Les zones blanches sont devenues notre quotidien, et quel bonheur.

La Patagonie dans toute sa splendeur

Nous avons traversé les paysages les plus fous, ceux que l’on voit dans les films, sur les cartes postales, sur les documentaires,

  • Le Fitz Roy, imposant, magnétique.

  • Les glaciers, s’étendant à perte de vue.

  • Le Cerro Castillo, majestueux.

  • Les fjords, profonds et silencieux.

  • Les rivières, les lacs immenses et leurs couleurs.

  • Les pueblos, ces villages où les cabanes de bois et de tôle semblent figées, animées par la fumée provenant de leur poêle à bois.

Et puis, 50 km plus loin, un tout autre monde : une jungle luxuriante, des forêts primaires aux arbres immenses, drapés de lianes. Les bruits de la nature nous enveloppent : rivières, vents, cris d’oiseaux, cerfs. C’est puissant !

Nous avons aussi traversé les plaines arides et les montagnes désertiques, là où plus rien ne pousse, où personne ne vit, où les pistes abruptes ne laissent aucun répit. C’est la nature, la vraie, brute et indomptée. Quel privilège d’évoluer dans ces paysages, d’avoir ce décor pour quotidien.

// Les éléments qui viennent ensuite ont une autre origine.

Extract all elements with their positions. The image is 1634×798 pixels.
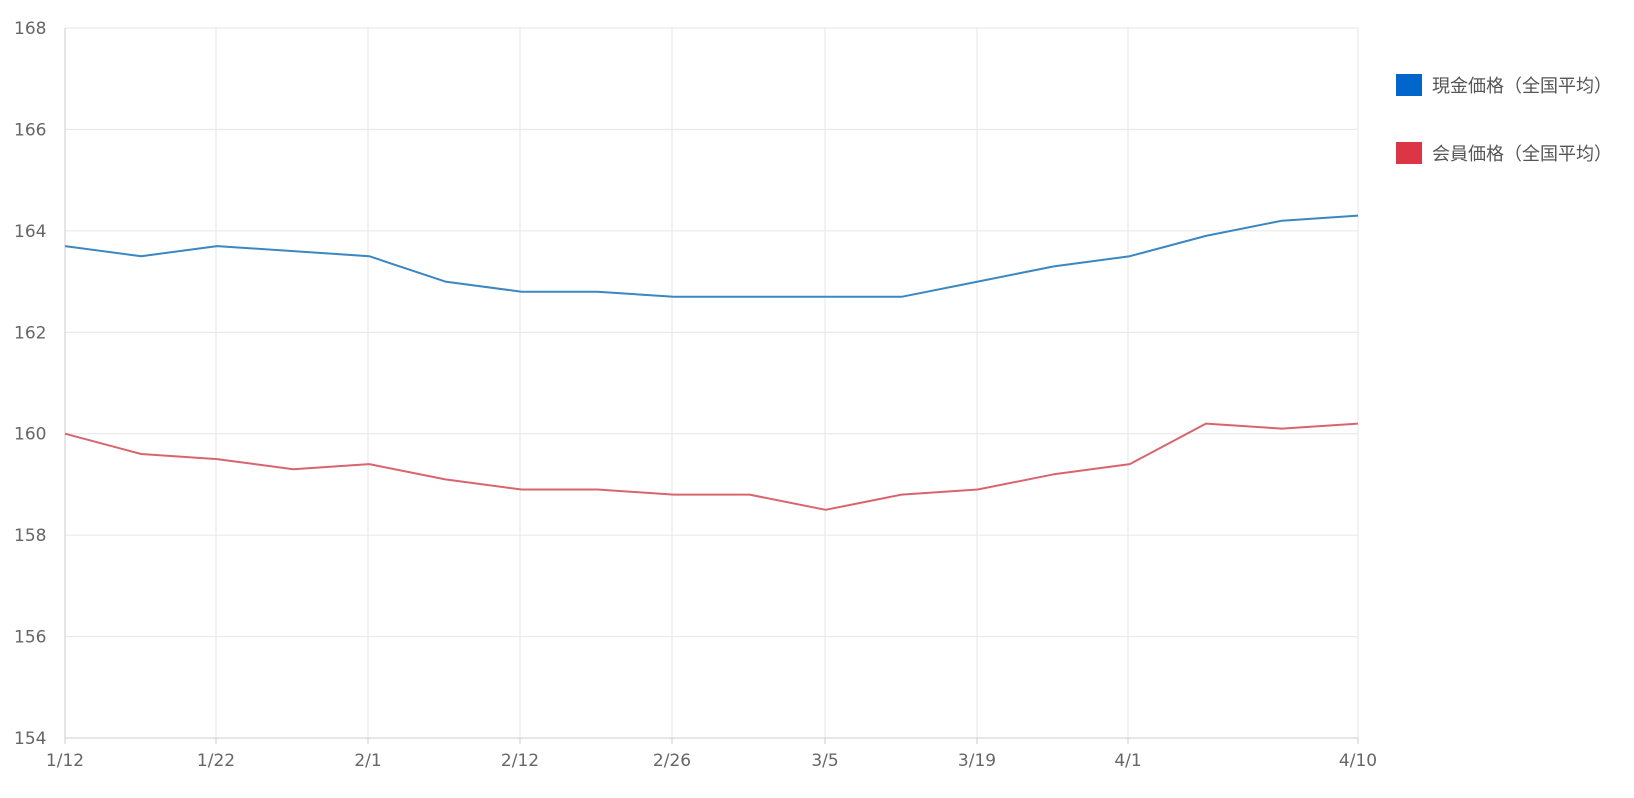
x-tick-label: 2/26 xyxy=(653,751,691,771)
legend-swatch-cash-price xyxy=(1396,74,1422,96)
legend-item-cash-price[interactable]: 現金価格（全国平均） xyxy=(1396,68,1612,102)
x-tick-label: 3/5 xyxy=(811,751,838,771)
legend: 現金価格（全国平均） 会員価格（全国平均） xyxy=(1396,68,1612,204)
x-tick-label: 4/10 xyxy=(1339,751,1377,771)
legend-label-member-price: 会員価格（全国平均） xyxy=(1432,144,1612,165)
y-tick-label: 166 xyxy=(14,120,46,140)
y-tick-label: 168 xyxy=(14,19,46,39)
legend-item-member-price[interactable]: 会員価格（全国平均） xyxy=(1396,136,1612,170)
y-tick-label: 162 xyxy=(14,323,46,343)
series-line-1 xyxy=(64,422,1359,511)
x-tick-label: 3/19 xyxy=(958,751,996,771)
y-gridlines xyxy=(65,27,1358,739)
legend-label-cash-price: 現金価格（全国平均） xyxy=(1432,76,1612,97)
x-tick-label: 1/22 xyxy=(197,751,235,771)
series-line-0 xyxy=(64,214,1359,298)
y-tick-label: 160 xyxy=(14,425,46,445)
x-tick-label: 4/1 xyxy=(1114,751,1141,771)
y-axis-tick-labels: 154 156 158 160 162 164 166 168 xyxy=(14,19,46,749)
y-tick-label: 158 xyxy=(14,526,46,546)
legend-swatch-member-price xyxy=(1396,142,1422,164)
y-tick-label: 156 xyxy=(14,628,46,648)
x-gridlines xyxy=(64,28,1359,744)
series-lines xyxy=(64,214,1359,511)
x-tick-label: 1/12 xyxy=(46,751,84,771)
y-tick-label: 164 xyxy=(14,222,46,242)
x-tick-label: 2/1 xyxy=(354,751,381,771)
x-tick-label: 2/12 xyxy=(501,751,539,771)
y-tick-label: 154 xyxy=(14,729,46,749)
x-axis-tick-labels: 1/12 1/22 2/1 2/12 2/26 3/5 3/19 4/1 4/10 xyxy=(46,751,1377,771)
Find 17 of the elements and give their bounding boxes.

Et toujours, ce son que l’on adore : nos vélos qui dévalent le ripio, le gravier qui crisse sous les pneus, le vent qui siffle dans nos oreilles.

Un mois en Patagonie, et déjà tant d’histoires à raconter.

Nous nous étions promis de vivre cette aventure pleinement.

Là-dessus, aucun doute : nous sommes exactement là où nous devons être.

On part en direction du Nord de l’Argentine maintenant, on aimerait être au sud de la Bolivie début avril. Il y a beaucoup de kms, nous ne sommes pas à l’abri d’éviter des portions en se faisant ramasser par des pickups pour prendre le temps de découvrir la culture du Nord de l’argentine.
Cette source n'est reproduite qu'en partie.